Use the MistralTextEmbedder in a RAG pipeline:

import os

from haystack import Document, Pipeline
from haystack.document_stores.in_memory import InMemoryDocumentStore
from haystack_integrations.components.embedders.mistral.document_embedder import MistralDocumentEmbedder
from haystack_integrations.components.embedders.mistral.text_embedder import MistralTextEmbedder
from haystack.components.retrievers.in_memory import InMemoryEmbeddingRetriever

os.environ["MISTRAL_API_KEY"] = "YOUR_MISTRAL_API_KEY"

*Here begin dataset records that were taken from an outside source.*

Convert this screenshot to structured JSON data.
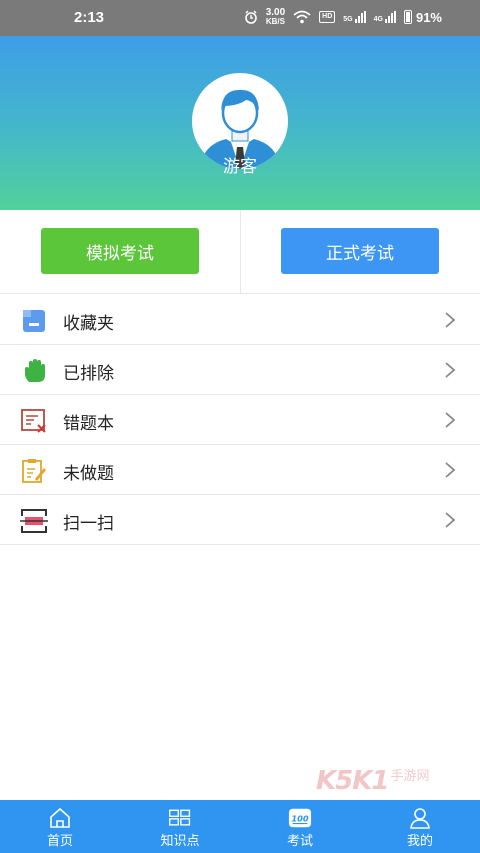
{
  "status_bar": {
    "time": "2:13",
    "net_speed_value": "3.00",
    "net_speed_unit": "KB/S",
    "hd_label": "HD",
    "signal1_label": "5G",
    "signal2_label": "4G",
    "battery": "91%"
  },
  "header": {
    "user_name": "游客"
  },
  "exam": {
    "mock_label": "模拟考试",
    "formal_label": "正式考试"
  },
  "menu": {
    "items": [
      {
        "label": "收藏夹",
        "icon": "folder-icon"
      },
      {
        "label": "已排除",
        "icon": "hand-icon"
      },
      {
        "label": "错题本",
        "icon": "wrong-note-icon"
      },
      {
        "label": "未做题",
        "icon": "edit-note-icon"
      },
      {
        "label": "扫一扫",
        "icon": "scan-icon"
      }
    ]
  },
  "watermark": {
    "logo": "K5K1",
    "text": "手游网"
  },
  "tabbar": {
    "tabs": [
      {
        "label": "首页",
        "icon": "home-icon"
      },
      {
        "label": "知识点",
        "icon": "grid-icon"
      },
      {
        "label": "考试",
        "icon": "exam-icon",
        "active": true
      },
      {
        "label": "我的",
        "icon": "profile-icon"
      }
    ],
    "background": "#2f95f1"
  },
  "colors": {
    "mock_button": "#5cc63a",
    "formal_button": "#3d96f4"
  }
}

document_store = InMemoryDocumentStore()

documents = [Document(content="My name is Wolfgang and I live in Berlin"),
             Document(content="I saw a black horse running"),
             Document(content="Germany has many big cities")]

document_embedder = MistralDocumentEmbedder()
documents_with_embeddings = document_embedder.run(documents)['documents']
document_store.write_documents(documents)

text_embedder = MistralTextEmbedder()
retriever = InMemoryEmbeddingRetriever(document_store=document_store)
prompt_builder = DynamicChatPromptBuilder(runtime_variables=["documents"])
llm = MistralChatGenerator(streaming_callback=print_streaming_chunk)

messages = [ChatMessage.from_user("Here are some the documents: {{documents}} \\n Answer: {{query}}")]

rag_pipeline = Pipeline()
rag_pipeline.add_component("text_embedder", text_embedder)
rag_pipeline.add_component("retriever", retriever)
rag_pipeline.add_component("prompt_builder", prompt_builder)
rag_pipeline.add_component("llm", llm)


rag_pipeline.connect("text_embedder.embedding", "retriever.query_embedding")
rag_pipeline.connect("retriever.documents", "prompt_builder.documents")
rag_pipeline.connect("prompt_builder.prompt", "llm.messages")

question = "Who lives in Berlin?"

result = rag_pipeline.run(
    {
        "text_embedder": {"text": question},
        "prompt_builder": {"template_variables": {"query": question}, "prompt_source": messages},
        "llm": {"generation_kwargs": {"max_tokens": 165}},
    }
)

License

mistral-haystack is distributed under the terms of the Apache-2.0 license.